NAME

Sort::Search - binary search on contiguous sorted ranges

SYNOPSIS

use Sort::Search qw(
  bisectl bisectr bixectl bixectr
  blsrch0 brsrch0 blsrch1 brsrch1
  blsrch2 brsrch2 blsrchx brsrchx
);

bisectl { OK } ARRAY;   # leftmost True (F to T)
bisectr { OK } ARRAY;   # rightmost True (T to F)
bixectl { OK } ARRAY;   # any True  (F to T)
bixectr { OK } ARRAY;   # any True  (T to F)

blsrch0 { ORD } ARRAY;  # leftmost >= 0 (- to +)
blsrch1 { ORD } ARRAY;  # leftmost > 0  (- to +)
brsrch0 { ORD } ARRAY;  # rightmost >= 0 (+ to -)
brsrch1 { ORD } ARRAY;  # rightmost > 0  (+ to -)

blsrch2 { ORD } ARRAY;  # (blsrch0, blsrch1)
brsrch2 { ORD } ARRAY;  # (brsrch0, brsrch1)
blsrchx { ORD } ARRAY;  # any == 0  (- to +)
brsrchx { ORD } ARRAY;  # any == 0  (+ to -)

DESCRIPTION

NOTE: If you are new to this module, I recommend starting with Sort::Search::Cookbook, which has quick references and examples for common use cases.

Terminology

This module implements two classes of search algorithms, which will named separately in this document as the bisection method and the (ordinary) binary search for distinction. A brief definition follows.
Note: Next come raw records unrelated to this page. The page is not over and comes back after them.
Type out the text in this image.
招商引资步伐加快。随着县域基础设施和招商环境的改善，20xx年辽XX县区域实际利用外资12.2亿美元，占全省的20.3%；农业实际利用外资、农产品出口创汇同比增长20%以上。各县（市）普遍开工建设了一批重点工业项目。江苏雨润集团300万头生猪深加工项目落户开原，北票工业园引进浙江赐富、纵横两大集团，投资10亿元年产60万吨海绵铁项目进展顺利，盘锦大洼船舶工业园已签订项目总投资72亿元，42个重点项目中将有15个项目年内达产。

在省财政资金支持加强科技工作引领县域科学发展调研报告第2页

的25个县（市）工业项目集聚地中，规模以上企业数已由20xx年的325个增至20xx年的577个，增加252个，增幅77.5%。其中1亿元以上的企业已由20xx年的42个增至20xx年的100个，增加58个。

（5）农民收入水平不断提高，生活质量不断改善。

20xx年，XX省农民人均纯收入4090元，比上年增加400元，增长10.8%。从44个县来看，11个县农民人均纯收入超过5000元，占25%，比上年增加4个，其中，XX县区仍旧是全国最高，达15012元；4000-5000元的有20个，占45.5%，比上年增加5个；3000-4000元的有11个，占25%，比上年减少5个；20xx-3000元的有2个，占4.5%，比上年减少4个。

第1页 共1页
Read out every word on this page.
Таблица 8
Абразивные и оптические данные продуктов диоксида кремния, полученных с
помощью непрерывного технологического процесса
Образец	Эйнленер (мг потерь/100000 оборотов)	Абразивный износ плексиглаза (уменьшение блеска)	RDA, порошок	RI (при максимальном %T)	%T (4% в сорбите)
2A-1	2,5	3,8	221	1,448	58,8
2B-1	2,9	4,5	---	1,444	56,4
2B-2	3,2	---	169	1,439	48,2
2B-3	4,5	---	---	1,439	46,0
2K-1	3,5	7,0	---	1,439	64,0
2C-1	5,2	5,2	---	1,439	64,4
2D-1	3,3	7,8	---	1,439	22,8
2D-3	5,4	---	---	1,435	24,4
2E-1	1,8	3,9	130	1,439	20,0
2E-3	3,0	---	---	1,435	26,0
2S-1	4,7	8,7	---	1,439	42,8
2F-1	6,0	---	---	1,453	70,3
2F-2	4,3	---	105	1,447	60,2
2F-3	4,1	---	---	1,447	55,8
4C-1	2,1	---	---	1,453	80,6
In both cases, we call the return value of the predicate/ordering the comparison result, or $cmp for short.

Orientation variants

For every function in the conventional direction (i.e., left-to-right, true-to-false, increasing), a dual variant is provided. The conventional and dual directions are identified by the lowercase letter L and R. To re-use my examples, this:

use Sort::Search qw(bisectl);
my @A = ( 0, 1, 2, 3, 4 );
print $A[ bisectl { $_ >= 2 } \@A ];

prints 2 because the left-variants prefer to return the leftmost index of the matching range [2, 3, 4], or one past the final index (5) if no such range exists.

use Sort::Search qw(bisectr);
my @B = ( 5, 4, 3, 2, 1 );
print $B[ bisectr { $_ >= 3 } \@B ];

prints 3 because the right-variants prefer to return the rightmost index of the matching range [5, 4, 3], or one below the initial index (-1) if no such range exists. (Care should be taken in this specific case as indexing by -1 wraps back to the last element.)

Lower/upper variants

For binary search functions in particular, there are the 0,1 variants corresponding to the aforementioned lower bisection point and upper bisection point. These points are best visualized by plotting the image of the ordering and taking note of the range of elements mapped to zero. For instance, consider the first 13 decimal digits of pi (including the integer part) arranged in increasing order as the haystack, and the number $x = 5 as the needle. Then the zeros (as marked by "=" below) are bound by the boundary where it meets the negatives ("<") and positives (">"):

use Sort::Search qw(blsrch0 blsrch1 brsrch0 brsrch1);
my (@a, $lb, $lx, $ub, $ux) = sort { $a <=> $b }
   ( sprintf("%.13f", 4*atan2(1,1)) =~ /[0-9]/g )[0..12];
my $x = 5;

$lb = blsrch0 {$_<=>$x} \@a;  $ux = blsrch1 {$_<=>$x} \@a;  print "[$lb,$ux)";
#  (left lower bound)           (left upper bound)             =>  [6,  9  )
#    first $_ >= $x  -.          ,-  first $_ > $x
#                      \        /
#    0  1  2  3  4  5 [6  7  8 [9  a  b  c   index of $_
#    -  -  -  -  -  -  0  0  0  +  +  +  +   ord ($_ <=> $x)
#    <<<<<<<<<<<<<<<<<<========------------
#    1  1  2  3  3  4  5  5  5  6  8  9  9   value of $_
#    -----------------========>>>>>>>>>>>>>
#    +  +  +  +  +  +  0  0  0  -  -  -  -   ord ($x <=> $_)
#    0  1  2  3  4  5] 6  7  8] 9  a  b  c   index of $_
#                   /        \
#   last $x > $_  -'          `-  last $x >= $_
# (right lower bound)            (right upper bound)           =>  (  5,  8]
$lx = brsrch1 {$x<=>$_} \@a;  $ub = brsrch0 {$x<=>$_} \@a;  print "($lx,$ub]";

The 0 variants (blsrch0, brsrch0) return the inclusive bounds for when ordering transitions from "-" to "0", while the 1 variants (blsrch1, brsrch1) return the exclusive bounds for when the ordering transitions from "0" to "+". For left search in particular, blsrch0 is the inclusive lower bound, and blsrch1 is the exclusive upper bound. The 2 variants (blsrch2, brsrch2) return both inclusive and exclusive bounds at once, in that order; in scalar context, they return the absolute difference which corresponds to the range of equal values (i.e. the "0"s).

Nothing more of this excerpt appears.